I’m exploring DataHub and so far it looks like a great tool, it has more complexity than I expected at first sight though, and I was hoping to get some insight on sources documentation.
> NOTE: I’m self-starting to explore this project, apologies in advance for the lack of understanding and any inaccurate term I may use
To provide further context, I’m running Datahub on a kubernetes cluster in GKE, for now, our main data source is a PostgreSQL/PostGIS database that also lives in the same cluster (leveraging Cloud Native PG), our focus is geospatial, having both vector and raster tables, the second being “out-db” rasters that relate to files (COGs) in Google Cloud Storage buckets.

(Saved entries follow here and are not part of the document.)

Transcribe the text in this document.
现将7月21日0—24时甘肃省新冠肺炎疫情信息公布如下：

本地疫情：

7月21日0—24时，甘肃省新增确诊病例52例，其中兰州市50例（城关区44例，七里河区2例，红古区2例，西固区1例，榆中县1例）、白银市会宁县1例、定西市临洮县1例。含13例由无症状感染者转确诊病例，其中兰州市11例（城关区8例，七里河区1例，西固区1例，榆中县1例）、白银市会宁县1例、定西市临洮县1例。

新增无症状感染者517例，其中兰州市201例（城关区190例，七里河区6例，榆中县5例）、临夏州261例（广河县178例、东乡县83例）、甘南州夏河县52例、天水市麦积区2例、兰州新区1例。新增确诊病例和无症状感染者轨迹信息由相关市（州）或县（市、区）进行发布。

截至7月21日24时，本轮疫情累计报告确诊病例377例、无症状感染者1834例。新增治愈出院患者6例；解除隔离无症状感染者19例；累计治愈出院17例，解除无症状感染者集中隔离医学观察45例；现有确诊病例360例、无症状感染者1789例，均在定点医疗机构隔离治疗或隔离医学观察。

While most of the data sources will be generated by ETL tasks (we use Prefect for orchestration), some Catalog users will be “Data owners” and they will need to be able to edit data source metadata (tags, documentation, etc.) for only a certain set of Datasets.
Ideally, users will be able to add Dataset metadata via the UI but we also need a way to back all this metadata and store it elsewhere in case we need to recover it somehow. If this was not possible, we’d go for a different approach to generate the metadata programmatically and store it in GitHub (maybe through the Python SDK?).
I was thinking:
-
Creating an ingestion source that periodically pulls information from the PostgreSQL database (actually a few of them so rules and tags can be automatically set depending on the schema etc)
-
Adding metadata to specific Datasets programmatically, preferably through the Python SDK so this is directly handled as part of the Prefect pipeline itself
-
Allowing metadata collaboration directly via UI since some Data owners are not technical, ideally defining granular access to these users so they cannot mess up other Datasets
-
Backing up the metadata periodically so we’re able to restore if needed (we don’t want to lose the information added by users via the UI in worst case scenarios)
Does it make any sense? do you have any advice on how to approach this use case?
Thanks a lot!!